Alti palagi sorgeranno e templi;
90Torreggeran vaste Città e Castella;
Il figlio compirà l’opre de’ padri,
E all’ombra degli aviti suoi vigneti
Godrassi al fianco della fida sposa
Languir tra dolci amplessi e caldi baci,
95Mentre scherzando i pargoletti nati
A lui ’ntorno faran larga corona
Volger vedendo in bella pace gli anni.
  Buon frutto il villanel di sua semente
Corrà, premio abbondante a’ suoi sudori.
100E con stupor per le pendici sterili
Vedrà pampini verdi e bionde spiche;
Udrà per le assetate e secche arene
Un nuovo mormorar d’acque caggenti;
Vedrà gigli e vïole ornar le rocche,
105E per le valli d’intricati spini
Inchiomarsi l’abete e stender rami
Il vago bosso, e la fiorita palma,
Ed il mirto odorato.
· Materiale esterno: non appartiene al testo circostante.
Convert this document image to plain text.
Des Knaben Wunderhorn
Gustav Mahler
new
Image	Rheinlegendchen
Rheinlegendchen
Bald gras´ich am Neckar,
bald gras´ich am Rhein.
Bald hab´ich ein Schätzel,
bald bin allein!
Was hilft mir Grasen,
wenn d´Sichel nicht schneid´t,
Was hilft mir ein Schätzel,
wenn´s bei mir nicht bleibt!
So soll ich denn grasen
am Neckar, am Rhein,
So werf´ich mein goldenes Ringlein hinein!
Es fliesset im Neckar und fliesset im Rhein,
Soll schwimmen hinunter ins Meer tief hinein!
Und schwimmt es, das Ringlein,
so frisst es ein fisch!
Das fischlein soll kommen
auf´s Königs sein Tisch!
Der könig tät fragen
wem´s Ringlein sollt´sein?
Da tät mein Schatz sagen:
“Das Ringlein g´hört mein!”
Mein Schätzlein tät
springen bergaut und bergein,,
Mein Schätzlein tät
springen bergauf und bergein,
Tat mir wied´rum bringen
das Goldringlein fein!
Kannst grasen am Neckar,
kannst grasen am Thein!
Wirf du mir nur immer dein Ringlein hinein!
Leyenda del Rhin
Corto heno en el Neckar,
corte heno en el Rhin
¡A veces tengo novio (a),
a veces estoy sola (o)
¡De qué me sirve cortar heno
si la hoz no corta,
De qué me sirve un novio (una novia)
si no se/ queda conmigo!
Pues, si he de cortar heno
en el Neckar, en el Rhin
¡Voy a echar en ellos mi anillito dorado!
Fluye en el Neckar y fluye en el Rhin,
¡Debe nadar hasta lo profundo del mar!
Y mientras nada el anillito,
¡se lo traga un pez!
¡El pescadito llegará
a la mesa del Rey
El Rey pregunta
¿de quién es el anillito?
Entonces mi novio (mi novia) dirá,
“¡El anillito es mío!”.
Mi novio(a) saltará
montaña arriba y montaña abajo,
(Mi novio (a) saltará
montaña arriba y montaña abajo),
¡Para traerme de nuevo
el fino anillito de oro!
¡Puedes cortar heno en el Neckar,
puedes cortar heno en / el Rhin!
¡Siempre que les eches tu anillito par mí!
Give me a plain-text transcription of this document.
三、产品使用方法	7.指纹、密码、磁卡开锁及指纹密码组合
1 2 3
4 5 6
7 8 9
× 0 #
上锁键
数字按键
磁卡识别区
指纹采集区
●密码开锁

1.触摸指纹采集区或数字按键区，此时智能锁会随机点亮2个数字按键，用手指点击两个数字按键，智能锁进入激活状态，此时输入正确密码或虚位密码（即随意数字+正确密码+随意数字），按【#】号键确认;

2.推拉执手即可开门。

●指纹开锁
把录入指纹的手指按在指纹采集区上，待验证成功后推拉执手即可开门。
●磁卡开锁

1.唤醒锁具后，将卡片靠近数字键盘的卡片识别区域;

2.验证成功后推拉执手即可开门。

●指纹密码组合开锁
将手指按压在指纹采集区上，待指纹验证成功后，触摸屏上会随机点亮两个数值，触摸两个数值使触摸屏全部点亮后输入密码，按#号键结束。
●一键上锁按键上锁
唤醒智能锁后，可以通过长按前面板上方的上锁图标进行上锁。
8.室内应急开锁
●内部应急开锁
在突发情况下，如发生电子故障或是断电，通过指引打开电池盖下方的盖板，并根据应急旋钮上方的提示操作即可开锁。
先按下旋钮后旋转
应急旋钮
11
L’agnelletta
Col lupo scherzerà ne’ pingui paschi;
110E con laccio di rose il garzoncello
A suo talento guiderà la tigre:
Il corridore ed il lion superbo
A un sol presepio gusteranno il cibo;
E la serpe obbliato il suo veleno
115Irà del pellegrin lambendo il piede;
E con man tenerella il fanciullino
Del basilisco liscierà la cresta,
E ’l bel lucido verde vagheggiando
Vezzeggierà la biforcuta lingua.
  120Deh tu sorgi, di raggi incoronata
Imperïal Salèm deh sorgi! estolli
La torreggiante fronte e leva il guardo!
Mira lunga progenie i spazïosi
Adornar penetrali de’ tuoi templi:
125Mira uomini e donne ancor non nati
Sorgere in folla domandando vita
Desiosi de’ Cieli. Alle tue porte
Mira barbare genti a folta a folta
Guidate dal fulgor di tua facella
130Prostrarsi ai santi altar. Mira già mille
Di corona real fronti ricinte
In tuo cospetto umilemente inchine.
Mira gli accesi altar fumanti e colmi
D’aromatici odor di primavere
135Gratissime Sabee. Per te s’infronda
L’Idumea valle, e nutre sue fragranze;
Per te il monte d’Ofir d’oro s’abbella.
  Ma già s’apron del Ciel le late porte,
E versa sopra te mare di luce.
140Non più per l’ampio azzurro surto il Sole
Indorerà la mattutina aurora;
Nè in sulla sera tornerà la Luna
A inargentar sue corna: poichè tutto
Or si dissolve, e si distempra e perde
145Nel radiar superno. Sul tuo tempio
Rompe fiume di gloria e fiamma viva.
Chè è la luce essa stessa che risplende:
La luce rivelata: il giorno eterno:
Giorno eterno di Dio, il giorno tuo!
  150Disseccheransi i mari, il firmamento
In fumo svanirà; cadranno in polve
E monti e rocche dissipate e sperse:
Ma sol la tua parola, la vitale
Possanza che ne ’nforma e ne redime
155Rimarrà. Rimarranno eterni i Cieli:
Starà eterno, o Messia, il regno tuo!